LA VIDA Y LA MUERTE

Tal día como hoy, 17 de marzo de hace 26 años, moría mi madre a la edad que tengo en este momento, 57 años.

Lo que fue puro dolor, convertido en sufrimiento por una mente que quería controlar la vida y que se modelara a mi antojo, se ha transmutado en comprensión, en aprendizaje, en entendimiento de qué va esto de vivir.

Lo que quedó después de su muerte, fue tan importante como su propia vida. La mirada te cambia, la perspectiva del mundo también, porque sabes que estás en el bombo y que todos los días toca la parca a la puerta de alguien, sea cercano o lejano a ti, e incluso tú mismo.

Es imposible comprender la vida sin comprender la muerte, es inherente a la vida, es la doble cara de la moneda. No se puede vivir con intensidad y sin miedo si no se acepta y se convive con la muerte con plenitud, con la totalidad del ser.

Hasta llegar a ella hay que vivir pequeñas muertes que nos llevan a ir soltando el personaje, la idea de quién soy y la proyección del protagonista de la peli que nos hemos montado. Es ese ejercicio de auténtica madurez el que nos lleva a reconciliarnos con la esencia de lo que somos, con aquello que estamos llamados a ser.

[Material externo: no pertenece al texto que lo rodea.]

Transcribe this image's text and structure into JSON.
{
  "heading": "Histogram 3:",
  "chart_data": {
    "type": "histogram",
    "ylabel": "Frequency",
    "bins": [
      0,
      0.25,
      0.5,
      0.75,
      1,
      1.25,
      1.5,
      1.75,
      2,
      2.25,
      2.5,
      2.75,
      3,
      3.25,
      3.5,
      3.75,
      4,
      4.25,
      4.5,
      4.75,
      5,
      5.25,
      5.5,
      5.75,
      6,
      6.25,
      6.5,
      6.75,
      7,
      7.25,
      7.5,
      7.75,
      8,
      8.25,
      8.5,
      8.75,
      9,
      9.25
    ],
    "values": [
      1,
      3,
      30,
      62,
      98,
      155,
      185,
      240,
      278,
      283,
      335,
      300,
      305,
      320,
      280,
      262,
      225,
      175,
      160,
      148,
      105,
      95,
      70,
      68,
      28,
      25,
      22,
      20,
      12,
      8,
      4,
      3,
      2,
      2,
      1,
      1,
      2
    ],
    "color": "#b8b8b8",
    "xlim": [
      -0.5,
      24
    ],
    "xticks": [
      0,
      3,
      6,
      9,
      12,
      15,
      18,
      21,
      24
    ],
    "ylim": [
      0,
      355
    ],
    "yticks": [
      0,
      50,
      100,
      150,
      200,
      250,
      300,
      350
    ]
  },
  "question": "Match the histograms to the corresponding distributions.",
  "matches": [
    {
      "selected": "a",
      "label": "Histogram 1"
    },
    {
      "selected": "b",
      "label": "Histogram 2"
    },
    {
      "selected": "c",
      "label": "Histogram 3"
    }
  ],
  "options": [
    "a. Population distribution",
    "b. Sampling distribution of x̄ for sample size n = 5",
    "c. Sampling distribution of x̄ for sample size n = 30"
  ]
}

Y es ese contacto con nuestras sombras lo que hace emerger la luz que somos, lo que nos inunda de una alegría serena y reposada que viene al encuentro y que poco tiene que ver con una felicidad ansiada y buscada.

El brillo que emana de mis ojos, la persona en la que me he convertido sólo podría entenderse desde esa vivencia con el duelo, con esa entrega a lo que sucede y con esa confianza en lo que decide la Vida, aceptándola sin resignación.

Es justo esa bendita rendición a lo que acontece, ese decrecimiento voluntario de mi ego lo que me confiere una cierta humanidad y me da la verdadera medida de mi persona. Ese dejarme en paz, ese olvido de sí en el que me abandono gozosamente.

Gracias a quien me dio la vida y, sobre, todo a quien me hizo entenderla.